Gündem 'Hakimin keyfini bekliyoruz'

'Hakimin keyfini bekliyoruz'

06.12.2019 - 09:41 | Son Güncellenme:

Gaziosmanpaşa Adliyesi'ne duruşmaya hakimin bir saatten fazla süre gelmemesinin ardından avukat Şeref Kısacık, mazeret dilekçesi yazarak gitti. Kısacık, "Hakimler bu keyfi tutumları adalete olan güveni de sarsıyor" dedi.

Hakimin keyfini bekliyoruz

İstanbul Barosu'na kayıtlı 35 yıllık avukat Şeref Kısacık, önceki gün sabah saat 09.35'teki duruşması için Gaziosmanpaşa Adliyesi 3. Sulh Hukuk Mahkemesi'ne geldi. Duruşma için avukat arkadaşları ve vatandaşlarla birlikte duruşma salonunun önünde dakikalarca bekledi. Ancak duruşmaya girecek olan hakim Mustafa Altıncı yoktu.
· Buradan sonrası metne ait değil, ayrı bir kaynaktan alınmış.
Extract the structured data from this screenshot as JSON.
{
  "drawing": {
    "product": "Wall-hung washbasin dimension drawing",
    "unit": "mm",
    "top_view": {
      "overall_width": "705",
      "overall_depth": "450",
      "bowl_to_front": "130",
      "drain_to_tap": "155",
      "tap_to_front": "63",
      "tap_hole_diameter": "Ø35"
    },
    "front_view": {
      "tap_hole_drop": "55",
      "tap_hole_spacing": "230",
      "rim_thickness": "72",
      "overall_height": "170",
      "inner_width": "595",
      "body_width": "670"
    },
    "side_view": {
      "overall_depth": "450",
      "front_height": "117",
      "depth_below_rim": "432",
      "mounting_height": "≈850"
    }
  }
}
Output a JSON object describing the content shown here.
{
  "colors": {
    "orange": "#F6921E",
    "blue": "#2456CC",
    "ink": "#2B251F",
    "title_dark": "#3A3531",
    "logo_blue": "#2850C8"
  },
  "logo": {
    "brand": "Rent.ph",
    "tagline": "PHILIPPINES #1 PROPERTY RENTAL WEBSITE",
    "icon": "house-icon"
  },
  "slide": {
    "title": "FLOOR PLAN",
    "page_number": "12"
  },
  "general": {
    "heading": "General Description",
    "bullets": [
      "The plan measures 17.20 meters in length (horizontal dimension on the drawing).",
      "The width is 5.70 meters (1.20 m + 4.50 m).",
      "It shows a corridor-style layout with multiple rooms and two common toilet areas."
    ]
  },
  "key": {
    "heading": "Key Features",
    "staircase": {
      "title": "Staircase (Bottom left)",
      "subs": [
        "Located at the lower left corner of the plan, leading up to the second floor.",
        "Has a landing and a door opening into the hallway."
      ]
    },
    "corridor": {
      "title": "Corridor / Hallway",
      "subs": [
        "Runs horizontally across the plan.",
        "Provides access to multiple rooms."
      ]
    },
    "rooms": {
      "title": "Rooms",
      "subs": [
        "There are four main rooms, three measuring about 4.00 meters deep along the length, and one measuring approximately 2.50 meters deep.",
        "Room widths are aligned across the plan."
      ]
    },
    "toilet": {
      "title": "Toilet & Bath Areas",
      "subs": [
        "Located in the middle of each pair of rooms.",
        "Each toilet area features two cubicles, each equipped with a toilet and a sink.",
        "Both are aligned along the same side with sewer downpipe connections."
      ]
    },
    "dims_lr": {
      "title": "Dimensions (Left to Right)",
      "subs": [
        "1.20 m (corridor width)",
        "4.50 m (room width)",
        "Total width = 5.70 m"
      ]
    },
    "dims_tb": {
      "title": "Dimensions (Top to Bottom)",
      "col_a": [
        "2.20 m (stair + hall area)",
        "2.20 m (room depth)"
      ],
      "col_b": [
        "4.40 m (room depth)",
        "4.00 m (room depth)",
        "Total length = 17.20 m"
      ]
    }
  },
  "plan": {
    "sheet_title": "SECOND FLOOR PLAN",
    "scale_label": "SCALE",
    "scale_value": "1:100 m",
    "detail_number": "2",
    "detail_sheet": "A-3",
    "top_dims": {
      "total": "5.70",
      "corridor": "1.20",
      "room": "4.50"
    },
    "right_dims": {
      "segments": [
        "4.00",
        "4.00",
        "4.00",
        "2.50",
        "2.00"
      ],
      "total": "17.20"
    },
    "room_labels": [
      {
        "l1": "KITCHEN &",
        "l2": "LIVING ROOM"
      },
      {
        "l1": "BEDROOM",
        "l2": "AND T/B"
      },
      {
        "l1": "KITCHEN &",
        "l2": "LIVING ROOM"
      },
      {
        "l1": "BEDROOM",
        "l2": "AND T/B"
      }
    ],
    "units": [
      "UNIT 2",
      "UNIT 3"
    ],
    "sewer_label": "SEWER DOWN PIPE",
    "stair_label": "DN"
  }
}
Bunun üzerine Kısacık mübaşirden hakimi bilgilendirmesini istedi. Duruşma saatinden yaklaşık yarım saat sonra mübaşir, avukatlara ve diğer bekleyenlere hakimin birazdan geleceği bilgisini verdi. Bunun üzerine bekleyiş devam etti ancak yine gelen olmadı. Rica üzerine mübaşir tekrar hakimin odasına gitti ve döndüğünde, hakimin odada olmadığını söyledi. Bir saatten uzun bir süre hakimin herhangi bir açıklama yapmadan duruşmaya gelmemesine tepki gösteren avukat Şeref Kısacık, mazeret dilekçesi yazarak duruşmaya girmeden salondan ayrılmak zorunda kaldı. Kısacık, yazdığı mazeret dilekçesinde duruşmaya girmeme sebebini hakimin keyfi tutumuna bağladı.

Haberin Devamı

Hakimin keyfini bekliyoruz

Kısacık, mazeret dilekçesine maddeler halinde şunları yazdı:

"Hakim hala duruşmaya başlamamıştır. Ne zaman başlayacağına ilişkin bilgi de verilmemekte, kendisine ulaşılamamaktır. Duruşmaya geç kalmamak için 08.45'te adliyeye geldim. Hiçbir iş yapmadan hakimin (keyfinin) gelmesini bekliyoruz. Ne zaman duruşmanın başlayacağı bile belli olmadan (bu saygısızlığa daha fazla tahammül edemeyeceğimden), diğer işlerimin aksamaması için daha fazla beklemeyeceğim."

'SORUŞTURMA AÇILMALI'

Milliyet'e konuşan avukat Kısacık, şunları söyledi:

"Hakimin işi çıkmış olabilir, geç gelebilir ama bunu biz bekleyenlere de bildirmesi gerekiyor. Hangi saatte geleceğini bilmediğimiz için haliyle ortada bir belirsizlik var. Biz salonun önünden de ayrılamıyoruz. Başladı, başlayacak diye... En azından geleceği saati bilsek biz de iner bir çay içerdik ama böyle bir şey de yok. Baktık gelen yok, bilgilendiren de yok. Ayrılmam gerektiği için ben de bir mazeret dilekçesi yazdım. Siz mazeret dilekçesi vermediğiniz zaman davacı tarafsanız davanız düşer. Davalı tarafsanız düşmez ama müvekkilinize karşı duruşmayı takip etmeyen avukat konumuna düşerseniz. Ben de o konuma düşmemek için mazeret dilekçesi yazdım. Bu gibi durumlarda HSK'nın soruşturma açması gerekiyor. Avukatların da o duruşma için gelen vatandaşın da zamanı değerli. Herhangi bir bilgilendirme yapılmadan 1 saatten fazla adliye koridorunda asker gibi bekletildik. Hakimler bir yerde adaleti temsil ediyor, bu keyfi tutumları adalete olan güveni de sarsıyor."

Haberin Devamı

'Kurul izni olmadan demeç veremem'

Konuyla ilgili hakim Mustafa Altıncı'yla görüşmek istediğimizi belirtiğimiz mahkeme kalemi şu notunu iletti:

"Hakim ve savcıların HSK'nın bilgisi ve izni olmadan basına demeç vermeleri ya da basın açıklaması yapmaları mümkün değil."